The `re` module provides an interface to the regular expression engine, allowing you to compile REs into objects and then preform matches with them.


### Compiling Regular Expressions

Regular expressions are compiled into `pattern objects`, which have methods for various operations such as searching for pattern matches or performing string subsitutions.

In [2]:
p = re.compile('ab*')
p

re.compile(r'ab*', re.UNICODE)

The RE is passed to `re.compile()` as a string.

### Using raw strings

Above while compiling the regular expression, we pass the regular expression as string. But, in real usage, we pass the RE as *raw string*. Let's understand with an example.

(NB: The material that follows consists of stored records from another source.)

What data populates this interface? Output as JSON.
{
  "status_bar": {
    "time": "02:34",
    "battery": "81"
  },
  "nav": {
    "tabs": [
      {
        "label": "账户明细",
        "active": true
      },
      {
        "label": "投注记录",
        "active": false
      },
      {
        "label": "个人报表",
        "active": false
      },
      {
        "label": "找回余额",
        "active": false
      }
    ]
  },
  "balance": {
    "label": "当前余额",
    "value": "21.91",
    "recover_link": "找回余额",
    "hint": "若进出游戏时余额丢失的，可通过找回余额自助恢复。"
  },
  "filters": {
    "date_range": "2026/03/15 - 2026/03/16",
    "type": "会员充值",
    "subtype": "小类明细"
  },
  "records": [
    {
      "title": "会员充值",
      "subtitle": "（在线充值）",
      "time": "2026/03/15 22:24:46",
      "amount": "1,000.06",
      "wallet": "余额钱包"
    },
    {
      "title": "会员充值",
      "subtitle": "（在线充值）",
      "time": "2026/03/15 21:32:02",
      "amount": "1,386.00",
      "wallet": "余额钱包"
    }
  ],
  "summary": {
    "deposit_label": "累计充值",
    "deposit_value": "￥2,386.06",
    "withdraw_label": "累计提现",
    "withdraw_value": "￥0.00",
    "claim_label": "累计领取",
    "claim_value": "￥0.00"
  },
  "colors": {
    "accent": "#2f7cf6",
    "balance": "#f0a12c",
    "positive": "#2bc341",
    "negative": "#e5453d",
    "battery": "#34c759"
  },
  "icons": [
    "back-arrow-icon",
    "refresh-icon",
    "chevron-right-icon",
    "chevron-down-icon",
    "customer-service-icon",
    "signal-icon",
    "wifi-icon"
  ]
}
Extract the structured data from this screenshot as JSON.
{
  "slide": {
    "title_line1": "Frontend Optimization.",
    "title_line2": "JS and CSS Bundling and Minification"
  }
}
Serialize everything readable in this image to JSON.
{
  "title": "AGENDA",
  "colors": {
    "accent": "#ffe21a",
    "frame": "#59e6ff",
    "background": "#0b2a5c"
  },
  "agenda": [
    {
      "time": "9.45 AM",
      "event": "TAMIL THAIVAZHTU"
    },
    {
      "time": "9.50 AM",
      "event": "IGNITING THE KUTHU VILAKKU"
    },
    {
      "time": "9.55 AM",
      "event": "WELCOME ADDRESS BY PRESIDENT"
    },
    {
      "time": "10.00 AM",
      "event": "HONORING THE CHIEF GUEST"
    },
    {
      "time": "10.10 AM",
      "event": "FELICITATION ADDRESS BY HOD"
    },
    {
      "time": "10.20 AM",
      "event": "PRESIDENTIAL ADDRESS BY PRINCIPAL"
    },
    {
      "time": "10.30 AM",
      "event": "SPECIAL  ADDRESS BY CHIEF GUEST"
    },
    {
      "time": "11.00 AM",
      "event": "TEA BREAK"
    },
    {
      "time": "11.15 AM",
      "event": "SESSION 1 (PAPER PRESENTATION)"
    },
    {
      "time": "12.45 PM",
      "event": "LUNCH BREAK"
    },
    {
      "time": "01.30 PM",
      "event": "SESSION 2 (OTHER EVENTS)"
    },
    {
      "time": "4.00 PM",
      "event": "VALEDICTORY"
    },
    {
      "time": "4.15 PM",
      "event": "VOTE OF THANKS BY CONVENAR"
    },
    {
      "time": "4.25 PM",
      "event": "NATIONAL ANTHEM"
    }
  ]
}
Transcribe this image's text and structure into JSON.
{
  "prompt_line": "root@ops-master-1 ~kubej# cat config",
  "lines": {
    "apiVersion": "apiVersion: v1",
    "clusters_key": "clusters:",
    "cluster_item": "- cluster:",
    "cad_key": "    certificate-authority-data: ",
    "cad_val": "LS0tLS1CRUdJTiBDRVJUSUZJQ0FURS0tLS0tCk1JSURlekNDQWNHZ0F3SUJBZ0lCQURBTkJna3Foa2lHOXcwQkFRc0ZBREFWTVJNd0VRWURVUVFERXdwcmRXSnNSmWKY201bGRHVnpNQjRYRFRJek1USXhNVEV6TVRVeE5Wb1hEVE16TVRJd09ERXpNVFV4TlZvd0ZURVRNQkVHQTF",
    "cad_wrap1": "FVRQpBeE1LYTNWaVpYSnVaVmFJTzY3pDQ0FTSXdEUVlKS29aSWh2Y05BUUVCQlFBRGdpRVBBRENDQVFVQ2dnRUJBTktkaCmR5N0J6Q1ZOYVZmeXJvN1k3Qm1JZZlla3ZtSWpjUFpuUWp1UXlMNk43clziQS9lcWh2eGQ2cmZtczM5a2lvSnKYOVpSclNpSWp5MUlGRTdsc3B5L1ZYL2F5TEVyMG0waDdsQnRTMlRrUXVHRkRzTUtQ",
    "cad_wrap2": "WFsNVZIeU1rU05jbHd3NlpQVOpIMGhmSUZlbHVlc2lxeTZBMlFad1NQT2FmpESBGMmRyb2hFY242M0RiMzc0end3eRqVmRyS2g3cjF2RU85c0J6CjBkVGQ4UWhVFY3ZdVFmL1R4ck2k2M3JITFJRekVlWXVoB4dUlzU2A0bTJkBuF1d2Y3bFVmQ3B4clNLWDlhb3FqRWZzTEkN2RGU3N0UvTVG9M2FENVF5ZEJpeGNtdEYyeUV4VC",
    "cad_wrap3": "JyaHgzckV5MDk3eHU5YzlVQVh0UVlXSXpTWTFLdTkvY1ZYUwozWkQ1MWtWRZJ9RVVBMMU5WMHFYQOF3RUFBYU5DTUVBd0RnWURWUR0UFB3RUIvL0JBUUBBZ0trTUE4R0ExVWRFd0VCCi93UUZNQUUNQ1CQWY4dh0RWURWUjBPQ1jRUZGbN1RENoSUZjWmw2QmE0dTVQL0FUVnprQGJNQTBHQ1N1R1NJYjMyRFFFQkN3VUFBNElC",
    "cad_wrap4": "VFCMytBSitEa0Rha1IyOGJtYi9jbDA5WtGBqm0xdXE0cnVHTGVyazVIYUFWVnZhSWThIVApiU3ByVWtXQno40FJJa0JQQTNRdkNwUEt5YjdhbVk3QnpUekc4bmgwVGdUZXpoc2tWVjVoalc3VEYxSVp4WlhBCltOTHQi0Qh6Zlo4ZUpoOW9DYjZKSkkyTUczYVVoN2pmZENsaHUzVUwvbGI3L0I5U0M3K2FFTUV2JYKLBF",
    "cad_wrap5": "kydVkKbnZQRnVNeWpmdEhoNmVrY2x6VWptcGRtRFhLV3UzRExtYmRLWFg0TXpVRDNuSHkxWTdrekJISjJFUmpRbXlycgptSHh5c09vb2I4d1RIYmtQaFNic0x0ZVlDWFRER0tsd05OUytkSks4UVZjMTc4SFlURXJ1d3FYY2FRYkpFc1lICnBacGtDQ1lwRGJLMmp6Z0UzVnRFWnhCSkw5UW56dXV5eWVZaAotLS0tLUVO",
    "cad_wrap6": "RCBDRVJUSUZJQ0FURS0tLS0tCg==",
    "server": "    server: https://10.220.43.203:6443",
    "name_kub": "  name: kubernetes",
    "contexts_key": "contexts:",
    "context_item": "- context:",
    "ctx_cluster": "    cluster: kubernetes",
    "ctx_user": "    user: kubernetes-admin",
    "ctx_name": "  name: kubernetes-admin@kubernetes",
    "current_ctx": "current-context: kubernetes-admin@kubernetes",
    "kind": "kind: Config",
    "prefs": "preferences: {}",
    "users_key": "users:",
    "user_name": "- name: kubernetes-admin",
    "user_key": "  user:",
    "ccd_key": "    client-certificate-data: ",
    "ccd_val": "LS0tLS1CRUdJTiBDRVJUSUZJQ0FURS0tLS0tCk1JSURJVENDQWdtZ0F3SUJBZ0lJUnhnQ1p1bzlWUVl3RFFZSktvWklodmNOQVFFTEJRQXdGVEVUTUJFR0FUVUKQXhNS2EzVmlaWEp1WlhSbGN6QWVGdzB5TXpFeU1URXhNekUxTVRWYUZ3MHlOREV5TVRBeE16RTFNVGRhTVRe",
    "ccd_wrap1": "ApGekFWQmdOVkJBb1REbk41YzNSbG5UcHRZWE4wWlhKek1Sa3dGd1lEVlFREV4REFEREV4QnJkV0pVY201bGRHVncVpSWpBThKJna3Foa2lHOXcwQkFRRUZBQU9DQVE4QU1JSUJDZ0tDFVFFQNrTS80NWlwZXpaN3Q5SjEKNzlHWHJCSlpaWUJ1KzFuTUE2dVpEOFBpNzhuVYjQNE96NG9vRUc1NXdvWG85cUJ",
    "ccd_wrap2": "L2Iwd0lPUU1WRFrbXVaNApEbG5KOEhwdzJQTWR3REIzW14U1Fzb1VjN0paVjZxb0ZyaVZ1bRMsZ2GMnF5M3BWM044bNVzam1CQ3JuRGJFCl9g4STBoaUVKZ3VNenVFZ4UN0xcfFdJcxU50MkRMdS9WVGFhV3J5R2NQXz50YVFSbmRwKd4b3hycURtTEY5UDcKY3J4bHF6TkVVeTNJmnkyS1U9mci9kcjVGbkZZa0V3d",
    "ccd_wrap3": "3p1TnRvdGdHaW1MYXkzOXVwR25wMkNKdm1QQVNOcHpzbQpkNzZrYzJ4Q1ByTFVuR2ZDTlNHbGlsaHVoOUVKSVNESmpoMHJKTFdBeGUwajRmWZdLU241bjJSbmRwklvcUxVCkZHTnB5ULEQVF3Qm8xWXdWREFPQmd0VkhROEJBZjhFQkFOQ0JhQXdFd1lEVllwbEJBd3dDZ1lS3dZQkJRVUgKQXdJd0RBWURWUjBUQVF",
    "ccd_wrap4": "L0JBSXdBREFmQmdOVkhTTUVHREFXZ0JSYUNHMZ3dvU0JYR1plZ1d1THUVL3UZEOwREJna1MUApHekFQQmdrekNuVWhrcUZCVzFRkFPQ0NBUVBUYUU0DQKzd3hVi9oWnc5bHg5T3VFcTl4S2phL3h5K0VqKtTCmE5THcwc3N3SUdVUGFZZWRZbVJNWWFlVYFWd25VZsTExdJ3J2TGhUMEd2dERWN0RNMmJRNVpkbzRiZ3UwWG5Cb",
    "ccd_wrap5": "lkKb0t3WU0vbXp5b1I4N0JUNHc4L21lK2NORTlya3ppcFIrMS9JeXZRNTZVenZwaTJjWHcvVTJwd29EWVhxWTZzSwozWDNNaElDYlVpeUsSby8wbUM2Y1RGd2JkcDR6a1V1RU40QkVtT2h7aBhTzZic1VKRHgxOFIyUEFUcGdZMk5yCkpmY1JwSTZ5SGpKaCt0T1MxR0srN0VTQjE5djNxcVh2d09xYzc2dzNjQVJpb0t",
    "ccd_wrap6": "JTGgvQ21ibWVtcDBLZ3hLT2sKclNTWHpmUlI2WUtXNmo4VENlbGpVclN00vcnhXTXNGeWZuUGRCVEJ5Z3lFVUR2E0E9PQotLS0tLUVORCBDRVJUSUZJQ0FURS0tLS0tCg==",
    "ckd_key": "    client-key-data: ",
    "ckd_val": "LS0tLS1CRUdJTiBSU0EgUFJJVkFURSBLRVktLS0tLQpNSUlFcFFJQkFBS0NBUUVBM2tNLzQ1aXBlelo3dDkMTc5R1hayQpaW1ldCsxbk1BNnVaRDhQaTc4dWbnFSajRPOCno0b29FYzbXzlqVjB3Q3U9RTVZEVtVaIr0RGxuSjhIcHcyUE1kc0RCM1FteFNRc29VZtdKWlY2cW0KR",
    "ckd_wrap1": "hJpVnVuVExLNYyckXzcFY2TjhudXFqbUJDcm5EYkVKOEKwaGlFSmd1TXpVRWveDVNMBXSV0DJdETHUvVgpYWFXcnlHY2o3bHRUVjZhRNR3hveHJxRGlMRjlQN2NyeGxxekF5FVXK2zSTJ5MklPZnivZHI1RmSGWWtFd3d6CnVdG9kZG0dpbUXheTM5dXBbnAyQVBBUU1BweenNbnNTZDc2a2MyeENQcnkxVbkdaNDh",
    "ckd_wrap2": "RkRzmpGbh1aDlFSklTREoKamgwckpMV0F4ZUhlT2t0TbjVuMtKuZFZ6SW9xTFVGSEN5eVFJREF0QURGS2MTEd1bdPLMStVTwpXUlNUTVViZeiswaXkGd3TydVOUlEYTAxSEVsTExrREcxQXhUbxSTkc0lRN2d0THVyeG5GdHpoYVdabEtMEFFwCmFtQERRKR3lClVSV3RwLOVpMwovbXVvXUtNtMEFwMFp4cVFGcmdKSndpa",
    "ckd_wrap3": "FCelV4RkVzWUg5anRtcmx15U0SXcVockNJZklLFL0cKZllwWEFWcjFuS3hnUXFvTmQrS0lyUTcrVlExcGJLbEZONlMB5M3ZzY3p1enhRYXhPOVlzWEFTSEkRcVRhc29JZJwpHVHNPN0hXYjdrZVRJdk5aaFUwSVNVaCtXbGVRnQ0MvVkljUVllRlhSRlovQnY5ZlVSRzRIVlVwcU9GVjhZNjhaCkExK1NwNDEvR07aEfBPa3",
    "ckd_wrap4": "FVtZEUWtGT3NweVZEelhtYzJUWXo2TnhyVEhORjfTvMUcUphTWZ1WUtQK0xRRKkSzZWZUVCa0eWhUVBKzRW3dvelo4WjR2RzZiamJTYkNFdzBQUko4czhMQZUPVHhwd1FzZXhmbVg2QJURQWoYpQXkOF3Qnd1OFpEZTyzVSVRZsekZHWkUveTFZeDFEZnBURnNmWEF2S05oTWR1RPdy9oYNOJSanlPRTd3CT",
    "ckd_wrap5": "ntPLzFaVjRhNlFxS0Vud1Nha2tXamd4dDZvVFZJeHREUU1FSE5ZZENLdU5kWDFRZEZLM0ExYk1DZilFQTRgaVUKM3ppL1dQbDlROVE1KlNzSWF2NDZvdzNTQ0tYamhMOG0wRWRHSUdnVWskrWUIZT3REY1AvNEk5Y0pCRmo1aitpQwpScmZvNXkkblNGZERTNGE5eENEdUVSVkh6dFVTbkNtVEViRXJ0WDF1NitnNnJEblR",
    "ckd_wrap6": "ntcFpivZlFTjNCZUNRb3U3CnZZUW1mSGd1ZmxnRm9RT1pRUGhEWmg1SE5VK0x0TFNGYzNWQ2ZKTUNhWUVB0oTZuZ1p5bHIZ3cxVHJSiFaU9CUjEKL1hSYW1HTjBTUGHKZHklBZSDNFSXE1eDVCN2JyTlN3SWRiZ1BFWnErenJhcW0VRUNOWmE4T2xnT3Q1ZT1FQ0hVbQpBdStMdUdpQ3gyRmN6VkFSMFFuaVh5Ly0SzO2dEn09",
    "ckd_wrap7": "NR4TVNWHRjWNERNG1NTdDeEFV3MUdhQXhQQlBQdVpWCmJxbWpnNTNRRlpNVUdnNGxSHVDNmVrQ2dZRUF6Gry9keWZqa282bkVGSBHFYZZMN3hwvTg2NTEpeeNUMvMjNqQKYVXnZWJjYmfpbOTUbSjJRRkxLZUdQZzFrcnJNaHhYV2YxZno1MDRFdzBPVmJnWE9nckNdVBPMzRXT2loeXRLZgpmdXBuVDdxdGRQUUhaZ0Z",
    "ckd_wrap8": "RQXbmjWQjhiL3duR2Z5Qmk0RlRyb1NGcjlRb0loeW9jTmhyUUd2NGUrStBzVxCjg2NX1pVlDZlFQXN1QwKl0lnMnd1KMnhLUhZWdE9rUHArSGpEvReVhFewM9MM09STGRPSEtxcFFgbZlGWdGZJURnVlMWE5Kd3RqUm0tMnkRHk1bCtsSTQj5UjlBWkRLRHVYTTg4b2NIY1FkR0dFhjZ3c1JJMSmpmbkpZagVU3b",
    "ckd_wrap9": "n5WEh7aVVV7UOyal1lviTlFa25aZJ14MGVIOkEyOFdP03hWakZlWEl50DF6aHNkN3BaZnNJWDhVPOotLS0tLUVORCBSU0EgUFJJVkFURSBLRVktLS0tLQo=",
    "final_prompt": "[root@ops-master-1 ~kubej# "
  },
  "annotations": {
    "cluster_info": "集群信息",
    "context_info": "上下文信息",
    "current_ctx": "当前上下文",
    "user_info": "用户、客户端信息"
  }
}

If were want to match a newline character using RE, we have to pass "\n" as a string as RE. But, since we are not escaping the the backslash in before "n", Python might think we trying to use a newline here, which would generate error. To overcome this, we use raw string. The raw string will not interpret "\n" as any special character, and will process it as just simple string.

To create a raw string, we have to preceed the string with "r", r"hello\nraw string" a simple raw string. If you print it, the "\n" character will not be formatted.

In [18]:
print(r"Hello\nraw string")

Hello\nraw string


But, if you remove the 'r', and then print it, the newline will be formated.

In [19]:
print("Hello\nraw string")

Hello
raw string


### Preformaing matches

- **match()**: Determine if the RE matches the begining of the string.
- **search()**: Scan through a  string, looking for any location where this RE matches.
- **findall()**: Find all substrings where the RE matches, and returns them as a list.
- **finditer()**: Find all substrings where the RE matches, and returns them as an iterator.


The `match()` and `search()` return `None` if no match can be found. If they're successfull, a `match object()` instance is returned, containing information about the match: where it starts and ends, the substring it matched, and more.

In [3]:
p = re.compile('[a-z]+')
p 

re.compile(r'[a-z]+', re.UNICODE)

In [4]:
# trying to match empty string

p.match("")

In [5]:
# matching a string `tempo`

m = p.match('tempo')
m

<re.Match object; span=(0, 5), match='tempo'>

### Querying match object

Match object instances have several methods and attributes; the most important ones are:

- `group()`: Return the substring by the RE.
- `start()`: Return starting position of the match.
- `end()`: Return the ending position of the match.
- `span()`: Return a tuple containing the (start, end) positions of the match.

In [6]:
m.group()

'tempo'

In [7]:
m.start(), m.end()

(0, 5)

In [8]:
m.span()

(0, 5)

### Two pattern matching method

`findall()` returns a list of matching strings. It has to create the entire list  before it can be returned as the result.

In [9]:
p = re.compile(r"\d+")
p.findall("12 drummers drumming, 11 pipers piping, 10 lords a leaping")

['12', '11', '10']

`finditer()` method returns a sequence of `match object` instances as an iterator.

In [10]:
iterator = p.finditer("12 drummers drumming, 11 pipers piping, 10 lords a leaping")
iterator

<callable_iterator at 0x1ef2b5671c0>

In [11]:
for match in iterator:
    print(match.span())

(0, 2)
(22, 24)
(40, 42)


### Module-levels functions

`re` also provides top-level functions called `match()`, `search()`, `findall()`, `sub()`, and so forth. These functions take the same arguments as the coresponsing pattern method with the RE string added as the first argument, and still return either `None` or a *match object* instance.

In [21]:
print(re.match(r"From\s+", "Fromage amk"))

None


In [22]:
re.match(r"From\s+", "From aml Thu May 14 19:12:10 1998")

<re.Match object; span=(0, 5), match='From '>

Under the hood, these functions simply create a pattern object for you and call the appropriate method on it.

### Compilation Flags

Compilation flags let you modify some aspects of how regular expression work. Flags are available under two names:

1. Long name such as `IGNORECASE`.
2. Short name such as `I`

Mulitple flags can be specified by bitwise